El imperturbable Ospina respondió a la turba enfurecida y ebria con una masacre indiscriminada. Los dirigentes liberales se dividieron: un sector entró a participar en el gobierno, con el propósito de garantizar la estabilidad institucional, mientras el otro auspiciaba la conformación de guerrillas liberales y comunistas. Gracias a la división de los enardecidos gaitanistas, las élites liberales recuperaron el control de sus dos vertientes: la antioligárquica del primer Gaitán y la oficialista del segundo, cuando se convirtió en jefe del directorio Liberal. La reacción del pueblo se combinó con un violento y último enfrentamiento entre liberales y conservadores. Además, en ese conflicto se anudaron pasiones religioso-políticas y conflicto de intereses de terratenientes que aprovecharon el caos para incrementar sus propiedades, como lo analizan muy bien Gonzalo Sánchez y Donny Maertens. A partir de entonces, se desató una violencia sanguinaria que duraría por lo menos hasta 1953. 

En La Violencia, con mayúsculas (1948-1953), llegó a su consumación el orden establecido por la Regeneración y la tradicional dialéctica colombiana de enfrentamiento y reconciliación entre conservadores y liberales.
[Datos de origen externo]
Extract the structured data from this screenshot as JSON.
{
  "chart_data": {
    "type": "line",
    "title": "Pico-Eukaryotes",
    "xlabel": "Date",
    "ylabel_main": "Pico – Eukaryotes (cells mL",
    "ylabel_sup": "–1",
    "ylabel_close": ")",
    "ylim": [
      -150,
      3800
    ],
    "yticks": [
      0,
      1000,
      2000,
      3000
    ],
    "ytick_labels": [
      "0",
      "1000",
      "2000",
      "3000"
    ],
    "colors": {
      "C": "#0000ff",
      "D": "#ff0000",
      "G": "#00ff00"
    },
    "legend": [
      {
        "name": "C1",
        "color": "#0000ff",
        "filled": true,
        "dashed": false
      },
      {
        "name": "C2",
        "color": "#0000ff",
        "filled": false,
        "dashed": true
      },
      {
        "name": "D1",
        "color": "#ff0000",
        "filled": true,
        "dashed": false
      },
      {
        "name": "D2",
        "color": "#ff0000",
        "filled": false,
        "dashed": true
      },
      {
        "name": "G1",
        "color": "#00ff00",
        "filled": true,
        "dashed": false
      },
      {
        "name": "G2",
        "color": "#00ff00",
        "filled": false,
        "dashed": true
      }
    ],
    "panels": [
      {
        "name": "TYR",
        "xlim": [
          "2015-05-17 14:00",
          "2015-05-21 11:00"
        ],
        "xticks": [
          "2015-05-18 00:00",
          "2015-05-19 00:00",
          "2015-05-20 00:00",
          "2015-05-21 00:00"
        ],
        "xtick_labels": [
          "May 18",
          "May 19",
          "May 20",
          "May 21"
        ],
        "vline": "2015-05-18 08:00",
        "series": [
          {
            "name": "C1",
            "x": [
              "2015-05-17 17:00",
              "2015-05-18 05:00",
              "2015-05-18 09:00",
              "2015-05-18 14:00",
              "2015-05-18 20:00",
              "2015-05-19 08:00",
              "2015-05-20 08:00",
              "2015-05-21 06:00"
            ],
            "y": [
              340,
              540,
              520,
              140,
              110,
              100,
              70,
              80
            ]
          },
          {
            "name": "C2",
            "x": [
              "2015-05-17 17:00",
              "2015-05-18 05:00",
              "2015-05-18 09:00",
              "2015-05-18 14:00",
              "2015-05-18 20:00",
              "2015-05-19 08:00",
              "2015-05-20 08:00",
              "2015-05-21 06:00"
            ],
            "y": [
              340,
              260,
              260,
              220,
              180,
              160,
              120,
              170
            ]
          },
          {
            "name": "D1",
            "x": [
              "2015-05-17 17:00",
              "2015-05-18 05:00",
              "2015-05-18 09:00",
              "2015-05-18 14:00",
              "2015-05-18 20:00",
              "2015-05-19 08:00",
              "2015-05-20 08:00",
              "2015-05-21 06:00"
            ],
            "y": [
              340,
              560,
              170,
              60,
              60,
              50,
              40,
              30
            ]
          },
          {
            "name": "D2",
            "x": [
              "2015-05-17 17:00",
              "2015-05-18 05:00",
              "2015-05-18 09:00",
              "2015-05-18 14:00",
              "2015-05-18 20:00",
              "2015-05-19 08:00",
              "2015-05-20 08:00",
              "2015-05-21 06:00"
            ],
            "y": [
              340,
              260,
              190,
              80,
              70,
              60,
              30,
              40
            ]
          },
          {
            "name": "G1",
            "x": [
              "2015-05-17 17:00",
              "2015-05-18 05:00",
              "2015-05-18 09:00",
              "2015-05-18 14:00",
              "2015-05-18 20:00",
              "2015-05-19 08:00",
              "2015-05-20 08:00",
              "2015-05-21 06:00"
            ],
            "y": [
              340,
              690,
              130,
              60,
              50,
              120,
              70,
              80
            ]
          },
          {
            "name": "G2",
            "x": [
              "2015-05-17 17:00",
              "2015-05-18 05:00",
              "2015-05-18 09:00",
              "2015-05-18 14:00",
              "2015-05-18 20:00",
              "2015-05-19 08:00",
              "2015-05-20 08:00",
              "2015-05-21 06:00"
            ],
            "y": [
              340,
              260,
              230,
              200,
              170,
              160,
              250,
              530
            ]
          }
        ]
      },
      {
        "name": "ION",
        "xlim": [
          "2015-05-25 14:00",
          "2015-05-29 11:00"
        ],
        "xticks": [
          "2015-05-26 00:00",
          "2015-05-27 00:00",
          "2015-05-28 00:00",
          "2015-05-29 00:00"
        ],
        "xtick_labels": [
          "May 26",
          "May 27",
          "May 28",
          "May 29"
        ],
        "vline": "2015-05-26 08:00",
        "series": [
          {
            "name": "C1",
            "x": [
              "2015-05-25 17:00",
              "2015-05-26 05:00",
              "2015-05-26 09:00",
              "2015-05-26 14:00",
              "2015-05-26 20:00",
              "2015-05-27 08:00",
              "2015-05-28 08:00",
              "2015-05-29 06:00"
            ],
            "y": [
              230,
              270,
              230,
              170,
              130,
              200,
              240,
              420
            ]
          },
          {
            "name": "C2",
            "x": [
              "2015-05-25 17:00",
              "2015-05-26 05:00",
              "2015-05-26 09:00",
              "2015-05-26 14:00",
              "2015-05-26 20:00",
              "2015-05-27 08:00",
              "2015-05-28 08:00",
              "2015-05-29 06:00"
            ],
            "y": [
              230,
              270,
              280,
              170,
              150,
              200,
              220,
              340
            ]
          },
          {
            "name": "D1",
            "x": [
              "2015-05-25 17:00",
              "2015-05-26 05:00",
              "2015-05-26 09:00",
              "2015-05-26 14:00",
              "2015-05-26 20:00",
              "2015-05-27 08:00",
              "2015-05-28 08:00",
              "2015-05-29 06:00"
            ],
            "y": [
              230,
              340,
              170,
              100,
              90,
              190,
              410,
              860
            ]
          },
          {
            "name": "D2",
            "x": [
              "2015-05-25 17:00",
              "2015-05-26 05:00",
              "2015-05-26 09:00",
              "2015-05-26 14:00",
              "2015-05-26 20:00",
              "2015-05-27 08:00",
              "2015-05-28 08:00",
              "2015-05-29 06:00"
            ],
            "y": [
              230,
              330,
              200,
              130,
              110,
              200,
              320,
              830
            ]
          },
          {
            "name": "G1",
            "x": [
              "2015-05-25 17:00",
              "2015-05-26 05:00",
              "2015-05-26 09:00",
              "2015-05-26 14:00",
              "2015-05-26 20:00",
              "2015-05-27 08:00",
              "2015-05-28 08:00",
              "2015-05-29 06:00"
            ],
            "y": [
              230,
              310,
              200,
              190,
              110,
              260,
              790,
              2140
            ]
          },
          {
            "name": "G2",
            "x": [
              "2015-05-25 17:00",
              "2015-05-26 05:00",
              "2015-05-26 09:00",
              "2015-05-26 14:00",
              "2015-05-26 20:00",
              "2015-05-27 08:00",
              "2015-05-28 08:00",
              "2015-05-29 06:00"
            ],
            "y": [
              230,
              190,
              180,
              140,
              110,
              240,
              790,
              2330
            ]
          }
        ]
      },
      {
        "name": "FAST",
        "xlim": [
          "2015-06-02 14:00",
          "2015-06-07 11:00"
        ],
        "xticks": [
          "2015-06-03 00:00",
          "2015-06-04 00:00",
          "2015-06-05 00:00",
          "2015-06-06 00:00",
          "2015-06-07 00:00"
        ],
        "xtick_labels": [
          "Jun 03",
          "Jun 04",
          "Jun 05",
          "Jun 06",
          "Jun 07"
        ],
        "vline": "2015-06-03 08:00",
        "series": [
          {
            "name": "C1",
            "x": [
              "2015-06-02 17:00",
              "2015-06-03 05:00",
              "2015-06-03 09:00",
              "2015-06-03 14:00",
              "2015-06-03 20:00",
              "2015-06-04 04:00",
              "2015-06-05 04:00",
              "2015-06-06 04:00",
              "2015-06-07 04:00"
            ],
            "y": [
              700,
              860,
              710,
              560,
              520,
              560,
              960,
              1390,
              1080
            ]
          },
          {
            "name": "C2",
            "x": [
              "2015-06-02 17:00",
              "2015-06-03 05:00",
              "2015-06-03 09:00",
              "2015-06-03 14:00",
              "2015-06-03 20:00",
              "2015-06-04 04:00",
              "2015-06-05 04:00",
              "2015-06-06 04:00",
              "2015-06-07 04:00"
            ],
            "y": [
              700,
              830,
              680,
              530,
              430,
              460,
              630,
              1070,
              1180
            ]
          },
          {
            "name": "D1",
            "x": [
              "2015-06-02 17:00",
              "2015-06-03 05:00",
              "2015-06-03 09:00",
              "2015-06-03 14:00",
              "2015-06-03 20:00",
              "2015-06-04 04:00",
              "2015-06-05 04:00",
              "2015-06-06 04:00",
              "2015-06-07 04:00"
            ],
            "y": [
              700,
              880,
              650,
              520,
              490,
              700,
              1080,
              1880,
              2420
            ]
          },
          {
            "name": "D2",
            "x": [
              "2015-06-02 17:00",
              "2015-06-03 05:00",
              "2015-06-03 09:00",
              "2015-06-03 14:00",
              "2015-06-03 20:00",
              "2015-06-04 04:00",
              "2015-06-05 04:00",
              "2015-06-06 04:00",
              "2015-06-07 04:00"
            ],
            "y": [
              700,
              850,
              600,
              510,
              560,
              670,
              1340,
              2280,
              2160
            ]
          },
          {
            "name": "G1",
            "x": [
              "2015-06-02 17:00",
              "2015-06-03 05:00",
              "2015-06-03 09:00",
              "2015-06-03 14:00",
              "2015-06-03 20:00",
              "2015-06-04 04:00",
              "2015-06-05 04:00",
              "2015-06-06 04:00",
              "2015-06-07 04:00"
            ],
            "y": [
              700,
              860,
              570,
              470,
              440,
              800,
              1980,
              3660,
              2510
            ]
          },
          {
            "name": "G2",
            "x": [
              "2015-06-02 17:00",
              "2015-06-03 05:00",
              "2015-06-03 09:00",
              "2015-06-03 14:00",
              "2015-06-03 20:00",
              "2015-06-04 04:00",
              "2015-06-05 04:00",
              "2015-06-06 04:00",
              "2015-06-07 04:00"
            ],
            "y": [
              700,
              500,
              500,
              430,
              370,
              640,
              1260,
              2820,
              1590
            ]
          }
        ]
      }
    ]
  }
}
La cifra de sus víctimas, que oscila entre 200.000 y 400.000 muertos, constituyó su holocausto final. La salvaje brutalidad desplegada en las masacres desbordó con mucho los imperativos de la guerra y revistió, más bien, el carácter cuasirreligioso de un sacrificio expiatorio o de una retaliación absoluta entre el bien y el mal. Revelaba, de este modo, la quintaesencia religiosa de la lucha entre los partidos. La Violencia y sus increíbles excesos, que amenazaban la estabilidad institucional, la agotaron como recurso para la relación entre los partidos. No era posible seguirla utilizando por más tiempo. Había que buscar caminos de reconciliación.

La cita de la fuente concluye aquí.